Google accuses Microsoft of ‘anti-competitive’ cloud practices
Google has come out to accuse Microsoft of anti-competitive practices within its cloud business. In a scathing letter addressed to US regulators examining the state of the industry, Google called out Microsoft for restrictive license terms on customers.
The letter was submitted as part of the Federal Trade Commission's (FTC) call for testimony. According to Google, such practices harm customers and the broader industry landscape.
Google's letter to the FTC shines a spotlight on Microsoft's dominant position in the market, leveraging its Microsoft Office and Windows Server product lines. Describing it as a "complex web," Google argues that this environment creates significant hurdles for users wanting alternatives to Microsoft Azure services.

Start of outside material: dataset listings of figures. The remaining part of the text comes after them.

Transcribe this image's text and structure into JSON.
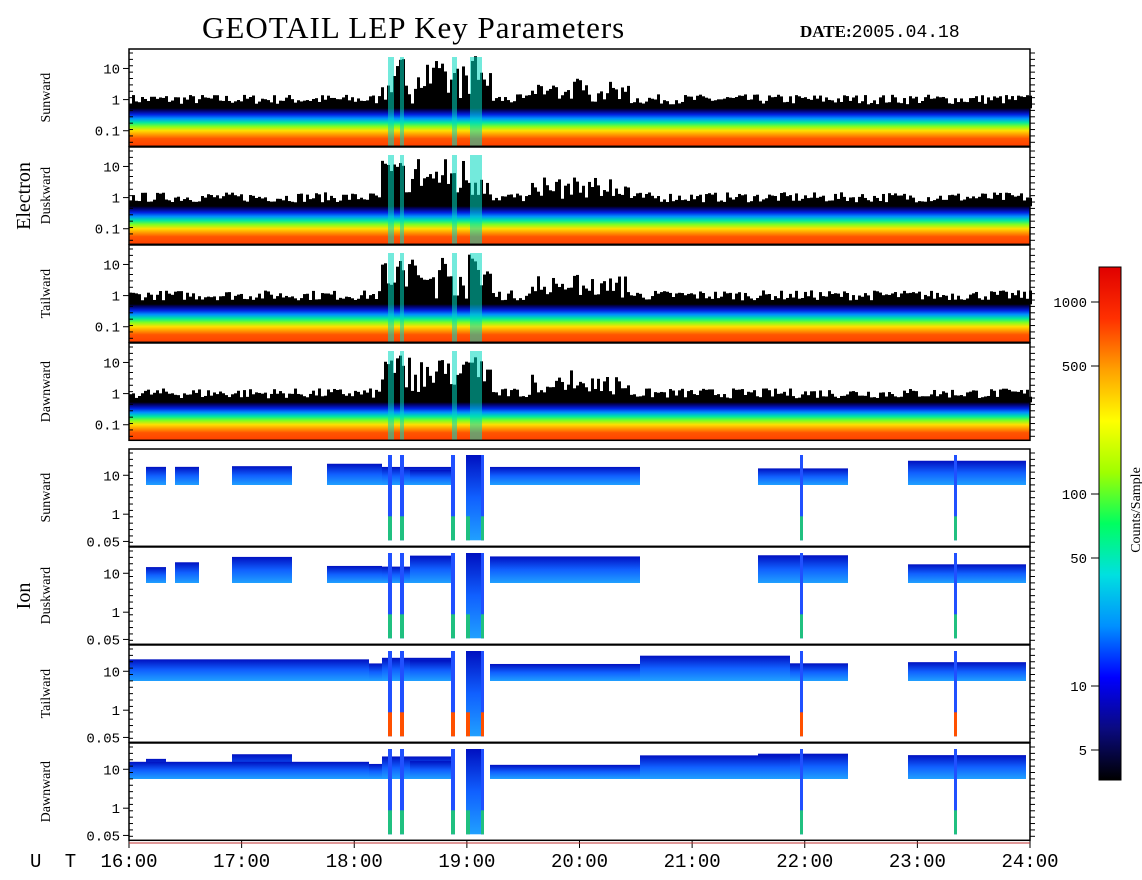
{
  "title": "GEOTAIL LEP Key Parameters",
  "date": {
    "label": "DATE:",
    "value": "2005.04.18"
  },
  "chart_data": {
    "type": "heatmap",
    "x_axis": {
      "label": "U T",
      "range": [
        "16:00",
        "24:00"
      ],
      "ticks": [
        "16:00",
        "17:00",
        "18:00",
        "19:00",
        "20:00",
        "21:00",
        "22:00",
        "23:00",
        "24:00"
      ]
    },
    "groups": [
      {
        "name": "Electron",
        "y_ticks": [
          "10",
          "1",
          "0.1"
        ],
        "panels": [
          "Sunward",
          "Duskward",
          "Tailward",
          "Dawnward"
        ]
      },
      {
        "name": "Ion",
        "y_ticks": [
          "10",
          "1",
          "0.05"
        ],
        "panels": [
          "Sunward",
          "Duskward",
          "Tailward",
          "Dawnward"
        ]
      }
    ],
    "colorbar": {
      "label": "Counts/Sample",
      "scale": "log",
      "ticks": [
        "1000",
        "500",
        "100",
        "50",
        "10",
        "5"
      ],
      "colors": [
        "#000000",
        "#0a0a80",
        "#0000ff",
        "#0090ff",
        "#00e0e0",
        "#00ff60",
        "#a0ff00",
        "#ffff00",
        "#ffa000",
        "#ff3000",
        "#e00000"
      ]
    }
  }
}
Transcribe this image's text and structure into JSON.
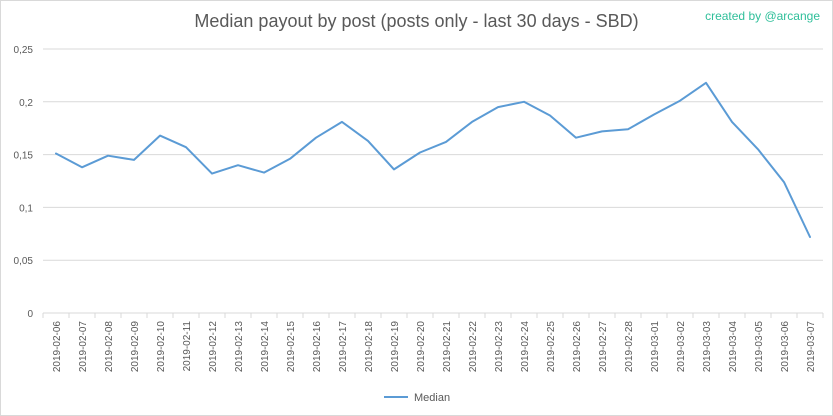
{
  "chart_data": {
    "type": "line",
    "title": "Median payout by post (posts only - last 30 days - SBD)",
    "credit": "created by @arcange",
    "xlabel": "",
    "ylabel": "",
    "ylim": [
      0,
      0.25
    ],
    "yticks": [
      "0",
      "0,05",
      "0,1",
      "0,15",
      "0,2",
      "0,25"
    ],
    "grid": true,
    "legend": "bottom",
    "categories": [
      "2019-02-06",
      "2019-02-07",
      "2019-02-08",
      "2019-02-09",
      "2019-02-10",
      "2019-02-11",
      "2019-02-12",
      "2019-02-13",
      "2019-02-14",
      "2019-02-15",
      "2019-02-16",
      "2019-02-17",
      "2019-02-18",
      "2019-02-19",
      "2019-02-20",
      "2019-02-21",
      "2019-02-22",
      "2019-02-23",
      "2019-02-24",
      "2019-02-25",
      "2019-02-26",
      "2019-02-27",
      "2019-02-28",
      "2019-03-01",
      "2019-03-02",
      "2019-03-03",
      "2019-03-04",
      "2019-03-05",
      "2019-03-06",
      "2019-03-07"
    ],
    "series": [
      {
        "name": "Median",
        "color": "#5b9bd5",
        "values": [
          0.151,
          0.138,
          0.149,
          0.145,
          0.168,
          0.157,
          0.132,
          0.14,
          0.133,
          0.146,
          0.166,
          0.181,
          0.163,
          0.136,
          0.152,
          0.162,
          0.181,
          0.195,
          0.2,
          0.187,
          0.166,
          0.172,
          0.174,
          0.188,
          0.201,
          0.218,
          0.181,
          0.155,
          0.124,
          0.072
        ]
      }
    ]
  }
}
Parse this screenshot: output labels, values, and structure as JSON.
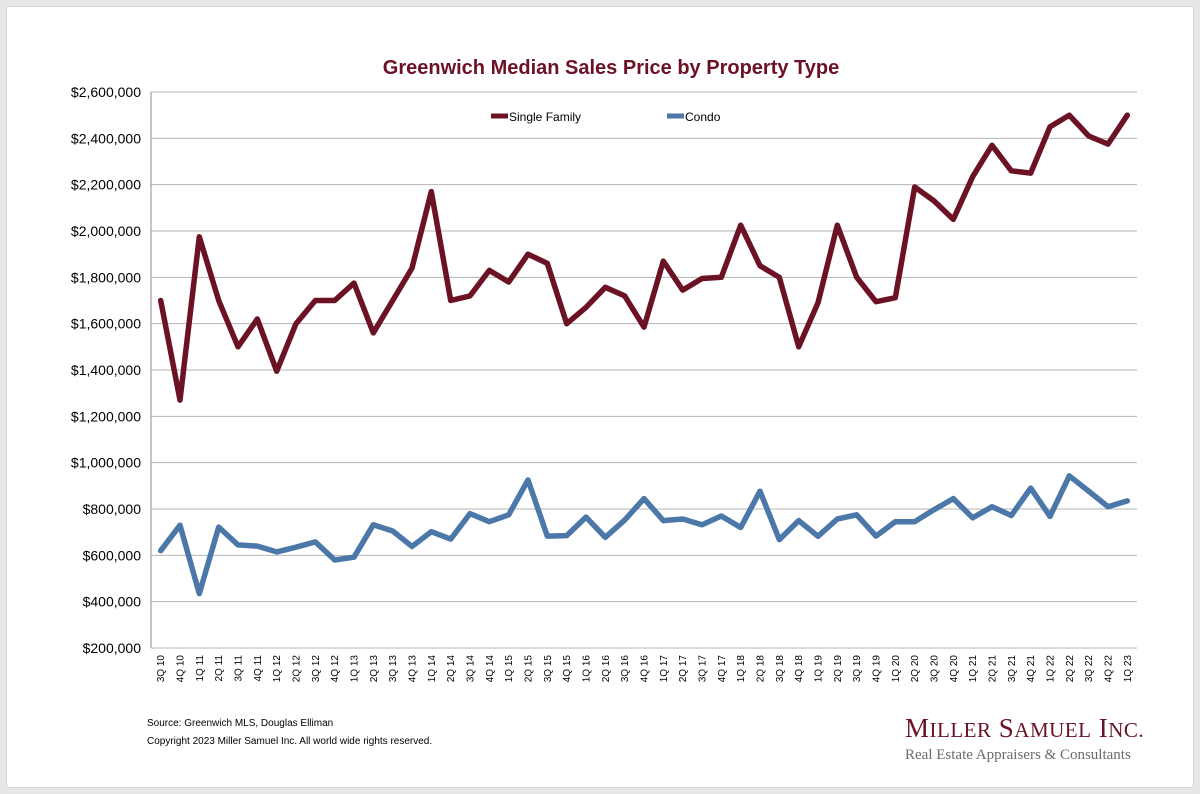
{
  "colors": {
    "single_family": "#6b1325",
    "condo": "#4b77a9",
    "title": "#6b1325",
    "logo": "#6b1325",
    "grid": "#b5b5b5"
  },
  "source_line": "Source: Greenwich MLS, Douglas Elliman",
  "copyright_line": "Copyright 2023 Miller Samuel Inc.  All world wide rights reserved.",
  "logo": {
    "name": "Miller Samuel Inc.",
    "tagline": "Real Estate Appraisers & Consultants"
  },
  "chart_data": {
    "type": "line",
    "title": "Greenwich Median Sales Price by Property Type",
    "xlabel": "",
    "ylabel": "",
    "ylim": [
      200000,
      2600000
    ],
    "ytick_step": 200000,
    "grid": true,
    "legend_placement": "top-center",
    "categories": [
      "3Q 10",
      "4Q 10",
      "1Q 11",
      "2Q 11",
      "3Q 11",
      "4Q 11",
      "1Q 12",
      "2Q 12",
      "3Q 12",
      "4Q 12",
      "1Q 13",
      "2Q 13",
      "3Q 13",
      "4Q 13",
      "1Q 14",
      "2Q 14",
      "3Q 14",
      "4Q 14",
      "1Q 15",
      "2Q 15",
      "3Q 15",
      "4Q 15",
      "1Q 16",
      "2Q 16",
      "3Q 16",
      "4Q 16",
      "1Q 17",
      "2Q 17",
      "3Q 17",
      "4Q 17",
      "1Q 18",
      "2Q 18",
      "3Q 18",
      "4Q 18",
      "1Q 19",
      "2Q 19",
      "3Q 19",
      "4Q 19",
      "1Q 20",
      "2Q 20",
      "3Q 20",
      "4Q 20",
      "1Q 21",
      "2Q 21",
      "3Q 21",
      "4Q 21",
      "1Q 22",
      "2Q 22",
      "3Q 22",
      "4Q 22",
      "1Q 23"
    ],
    "series": [
      {
        "name": "Single Family",
        "color": "#6b1325",
        "values": [
          1700000,
          1270000,
          1975000,
          1700000,
          1500000,
          1620000,
          1395000,
          1600000,
          1700000,
          1700000,
          1775000,
          1560000,
          1700000,
          1840000,
          2170000,
          1700000,
          1720000,
          1830000,
          1780000,
          1900000,
          1860000,
          1600000,
          1670000,
          1757000,
          1720000,
          1585000,
          1870000,
          1745000,
          1795000,
          1800000,
          2025000,
          1850000,
          1800000,
          1500000,
          1690000,
          2025000,
          1800000,
          1695000,
          1712000,
          2190000,
          2130000,
          2050000,
          2235000,
          2370000,
          2260000,
          2250000,
          2450000,
          2500000,
          2410000,
          2375000,
          2500000
        ]
      },
      {
        "name": "Condo",
        "color": "#4b77a9",
        "values": [
          620000,
          730000,
          435000,
          722000,
          645000,
          640000,
          615000,
          635000,
          658000,
          580000,
          592000,
          732000,
          705000,
          638000,
          702000,
          670000,
          780000,
          745000,
          775000,
          925000,
          683000,
          685000,
          765000,
          678000,
          752000,
          845000,
          750000,
          757000,
          732000,
          770000,
          720000,
          877000,
          668000,
          750000,
          682000,
          757000,
          775000,
          683000,
          745000,
          745000,
          797000,
          845000,
          762000,
          810000,
          772000,
          890000,
          768000,
          943000,
          877000,
          810000,
          835000
        ]
      }
    ]
  }
}
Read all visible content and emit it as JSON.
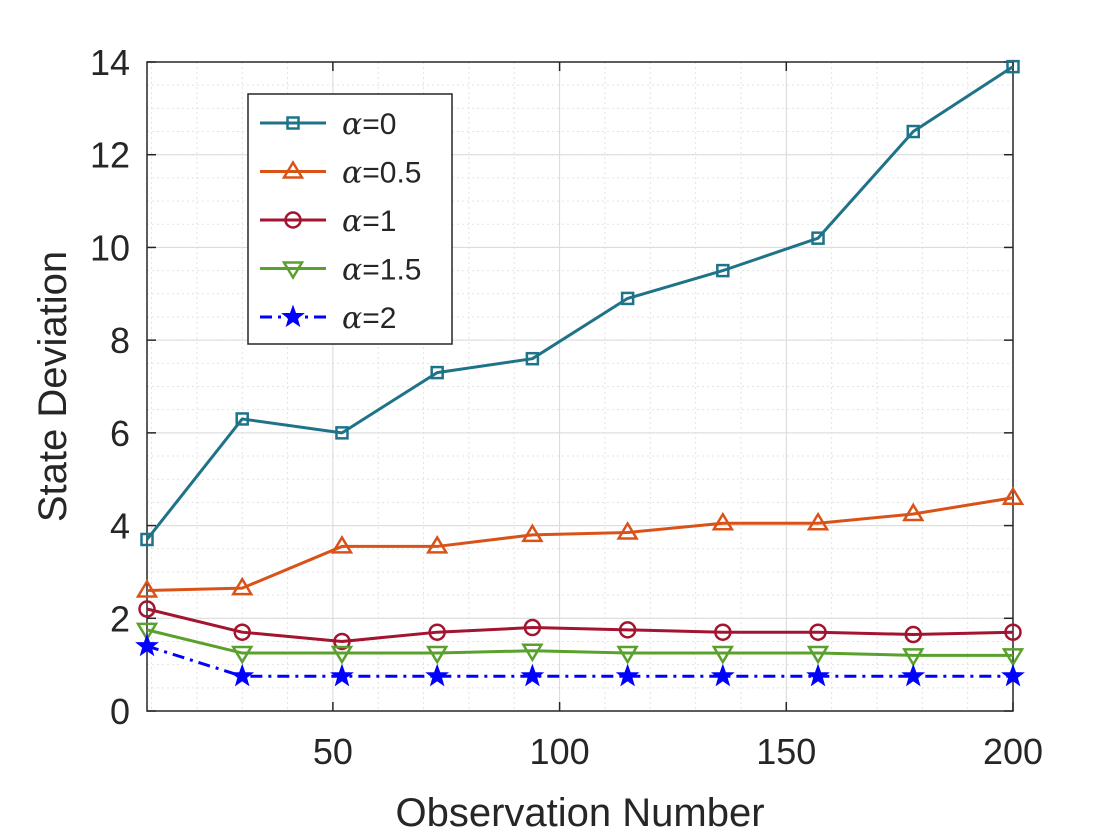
{
  "chart_data": {
    "type": "line",
    "title": "",
    "xlabel": "Observation Number",
    "ylabel": "State Deviation",
    "xlim": [
      9,
      200
    ],
    "ylim": [
      0,
      14
    ],
    "xticks": [
      50,
      100,
      150,
      200
    ],
    "yticks": [
      0,
      2,
      4,
      6,
      8,
      10,
      12,
      14
    ],
    "grid": true,
    "minor_grid": true,
    "legend_location": "top-left",
    "x": [
      9,
      30,
      52,
      73,
      94,
      115,
      136,
      157,
      178,
      200
    ],
    "series": [
      {
        "name": "α=0",
        "greek": "α",
        "suffix": "=0",
        "color": "#1f7388",
        "marker": "square",
        "line_style": "solid",
        "values": [
          3.7,
          6.3,
          6.0,
          7.3,
          7.6,
          8.9,
          9.5,
          10.2,
          12.5,
          13.9
        ]
      },
      {
        "name": "α=0.5",
        "greek": "α",
        "suffix": "=0.5",
        "color": "#d95319",
        "marker": "triangle-up",
        "line_style": "solid",
        "values": [
          2.6,
          2.65,
          3.55,
          3.55,
          3.8,
          3.85,
          4.05,
          4.05,
          4.25,
          4.6
        ]
      },
      {
        "name": "α=1",
        "greek": "α",
        "suffix": "=1",
        "color": "#a2142f",
        "marker": "circle",
        "line_style": "solid",
        "values": [
          2.2,
          1.7,
          1.5,
          1.7,
          1.8,
          1.75,
          1.7,
          1.7,
          1.65,
          1.7
        ]
      },
      {
        "name": "α=1.5",
        "greek": "α",
        "suffix": "=1.5",
        "color": "#5aa02c",
        "marker": "triangle-down",
        "line_style": "solid",
        "values": [
          1.75,
          1.25,
          1.25,
          1.25,
          1.3,
          1.25,
          1.25,
          1.25,
          1.2,
          1.2
        ]
      },
      {
        "name": "α=2",
        "greek": "α",
        "suffix": "=2",
        "color": "#0000ff",
        "marker": "star",
        "line_style": "dashdot",
        "values": [
          1.4,
          0.75,
          0.75,
          0.75,
          0.75,
          0.75,
          0.75,
          0.75,
          0.75,
          0.75
        ]
      }
    ]
  }
}
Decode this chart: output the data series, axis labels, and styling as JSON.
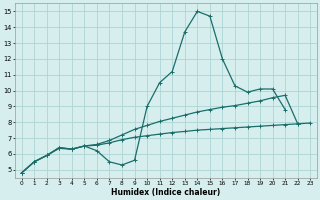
{
  "title": "",
  "xlabel": "Humidex (Indice chaleur)",
  "xlim": [
    -0.5,
    23.5
  ],
  "ylim": [
    4.5,
    15.5
  ],
  "xticks": [
    0,
    1,
    2,
    3,
    4,
    5,
    6,
    7,
    8,
    9,
    10,
    11,
    12,
    13,
    14,
    15,
    16,
    17,
    18,
    19,
    20,
    21,
    22,
    23
  ],
  "yticks": [
    5,
    6,
    7,
    8,
    9,
    10,
    11,
    12,
    13,
    14,
    15
  ],
  "bg_color": "#d6eeee",
  "grid_color": "#aed4d4",
  "line_color": "#1a6e6a",
  "line1_x": [
    0,
    1,
    2,
    3,
    4,
    5,
    6,
    7,
    8,
    9,
    10,
    11,
    12,
    13,
    14,
    15,
    16,
    17,
    18,
    19,
    20,
    21
  ],
  "line1_y": [
    4.8,
    5.5,
    5.9,
    6.4,
    6.3,
    6.5,
    6.2,
    5.5,
    5.3,
    5.6,
    9.0,
    10.5,
    11.2,
    13.7,
    15.0,
    14.7,
    12.0,
    10.3,
    9.9,
    10.1,
    10.1,
    8.8
  ],
  "line2_x": [
    0,
    1,
    2,
    3,
    4,
    5,
    6,
    7,
    8,
    9,
    10,
    11,
    12,
    13,
    14,
    15,
    16,
    17,
    18,
    19,
    20,
    21,
    22
  ],
  "line2_y": [
    4.8,
    5.5,
    5.9,
    6.4,
    6.3,
    6.5,
    6.6,
    6.85,
    7.2,
    7.55,
    7.8,
    8.05,
    8.25,
    8.45,
    8.65,
    8.8,
    8.95,
    9.05,
    9.2,
    9.35,
    9.55,
    9.7,
    7.9
  ],
  "line3_x": [
    0,
    1,
    2,
    3,
    4,
    5,
    6,
    7,
    8,
    9,
    10,
    11,
    12,
    13,
    14,
    15,
    16,
    17,
    18,
    19,
    20,
    21,
    22,
    23
  ],
  "line3_y": [
    4.8,
    5.5,
    5.9,
    6.35,
    6.3,
    6.5,
    6.55,
    6.7,
    6.9,
    7.05,
    7.15,
    7.25,
    7.35,
    7.42,
    7.5,
    7.55,
    7.6,
    7.65,
    7.7,
    7.75,
    7.8,
    7.85,
    7.9,
    7.95
  ]
}
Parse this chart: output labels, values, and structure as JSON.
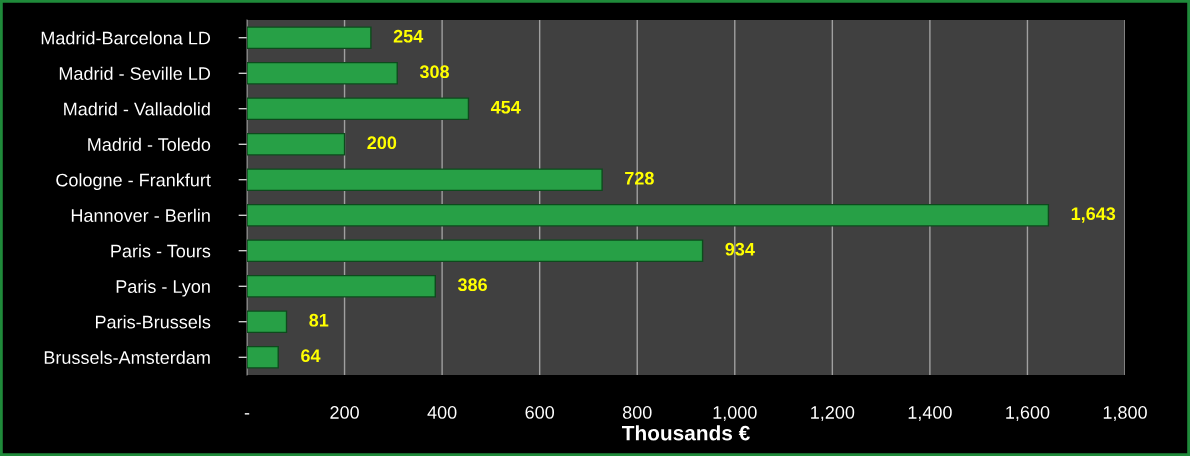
{
  "chart_data": {
    "type": "bar",
    "orientation": "horizontal",
    "xlabel": "Thousands €",
    "categories": [
      "Madrid-Barcelona LD",
      "Madrid - Seville LD",
      "Madrid - Valladolid",
      "Madrid - Toledo",
      "Cologne - Frankfurt",
      "Hannover - Berlin",
      "Paris - Tours",
      "Paris - Lyon",
      "Paris-Brussels",
      "Brussels-Amsterdam"
    ],
    "values": [
      254,
      308,
      454,
      200,
      728,
      1643,
      934,
      386,
      81,
      64
    ],
    "value_labels": [
      "254",
      "308",
      "454",
      "200",
      "728",
      "1,643",
      "934",
      "386",
      "81",
      "64"
    ],
    "color": "#27a046",
    "xlim": [
      0,
      1800
    ],
    "xticks": [
      {
        "value": 0,
        "label": "-"
      },
      200,
      400,
      600,
      800,
      {
        "value": 1000,
        "label": "1,000"
      },
      {
        "value": 1200,
        "label": "1,200"
      },
      {
        "value": 1400,
        "label": "1,400"
      },
      {
        "value": 1600,
        "label": "1,600"
      },
      {
        "value": 1800,
        "label": "1,800"
      }
    ],
    "grid": "x",
    "legend": false
  }
}
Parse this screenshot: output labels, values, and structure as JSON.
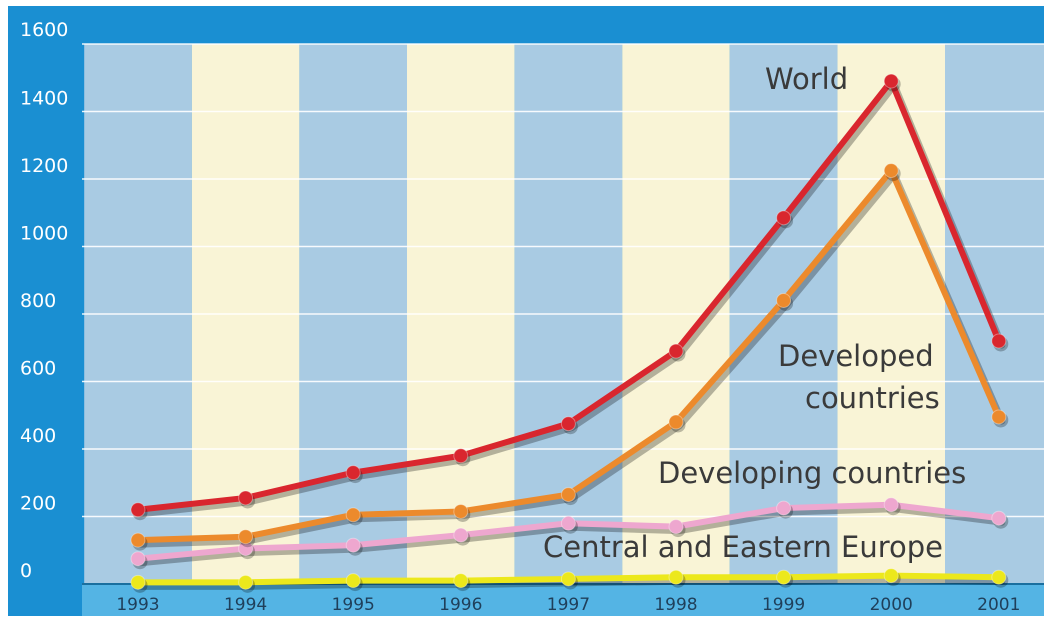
{
  "colors": {
    "frame": "#1a8fd2",
    "band_blue": "#a9cbe3",
    "band_cream": "#f9f4d6",
    "world": "#d9262e",
    "developed": "#ec8a2c",
    "developing": "#eea7cf",
    "cee": "#ece81c"
  },
  "chart_data": {
    "type": "line",
    "title": "",
    "xlabel": "",
    "ylabel": "",
    "categories": [
      "1993",
      "1994",
      "1995",
      "1996",
      "1997",
      "1998",
      "1999",
      "2000",
      "2001"
    ],
    "yticks": [
      "0",
      "200",
      "400",
      "600",
      "800",
      "1000",
      "1200",
      "1400",
      "1600"
    ],
    "ylim": [
      0,
      1600
    ],
    "grid": true,
    "legend": "inline labels",
    "series": [
      {
        "key": "world",
        "name": "World",
        "values": [
          220,
          255,
          330,
          380,
          475,
          690,
          1085,
          1490,
          720
        ]
      },
      {
        "key": "developed",
        "name": "Developed countries",
        "name_lines": [
          "Developed",
          "countries"
        ],
        "values": [
          130,
          140,
          205,
          215,
          265,
          480,
          840,
          1225,
          495
        ]
      },
      {
        "key": "developing",
        "name": "Developing countries",
        "values": [
          75,
          105,
          115,
          145,
          180,
          170,
          225,
          235,
          195
        ]
      },
      {
        "key": "cee",
        "name": "Central and Eastern Europe",
        "values": [
          5,
          5,
          10,
          10,
          15,
          20,
          20,
          25,
          20
        ]
      }
    ]
  }
}
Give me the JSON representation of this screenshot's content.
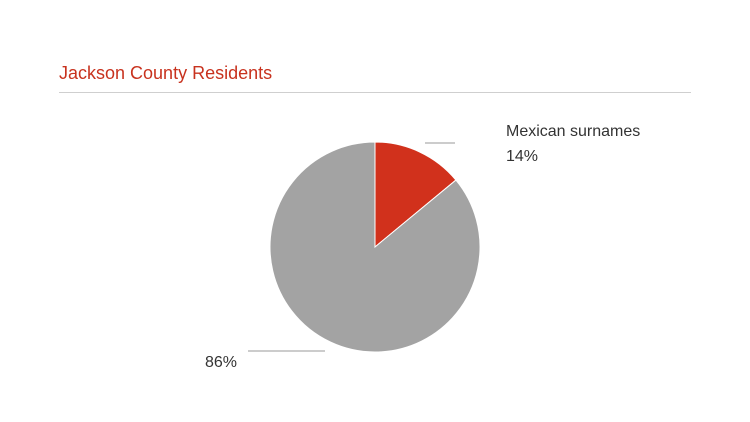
{
  "page": {
    "title": "Jackson County Residents"
  },
  "chart_data": {
    "type": "pie",
    "title": "Jackson County Residents",
    "slices": [
      {
        "name": "Mexican surnames",
        "value": 14,
        "label": "14%",
        "color": "#d1311c"
      },
      {
        "name": "",
        "value": 86,
        "label": "86%",
        "color": "#a3a3a3"
      }
    ],
    "start_angle_deg": 0,
    "direction": "clockwise",
    "title_color": "#c8321e",
    "label_color": "#333333",
    "leader_color": "#9a9a9a"
  }
}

Google's accusations come at a time of increased regulatory scrutiny for cloud providers globally. The UK regulator, Ofcom, has proposed referring cloud services providers, particularly Amazon Web Services (AWS) and Microsoft Azure, to the Competition and Markets Authority (CMA).
This move is prompted by concerns over the dominance of hyperscalers, who collectively hold a significant market share in the UK.
Ofcom's investigation has also revealed alarming practices related to "egress fees," which hinder customer mobility and competition by imposing high costs for transferring data from the cloud or to other providers.
As part of its response to the FTC, consumer rights group NetChoice argues that the threat to cloud competition does not stem from a lack of quality participants in the market. Instead, they highlight the issue of cloud providers employing policies that lock in customers.
The group raised concerns about contract clauses, predatory discounting, and other schemes that limit customer mobility. This leaves users with limited or unfavorable options.
NetChoice suggests that addressing these practices is crucial to fostering a healthy and competitive cloud market.
While Google's allegations align with long-standing concerns surrounding vendor lock-in in the cloud market, some scrutiny falls on the motivations behind these accusations. Could it be a case of the pot calling the kettle black?
Despite Google's efforts to expand its market share, it remains the smallest of the three major Western hyperscalers. It trails Microsoft and is significantly behind the market leader, AWS. Google has faced its share of anti-competition allegations, particularly in its advertising business, which has been the subject of antitrust lawsuits.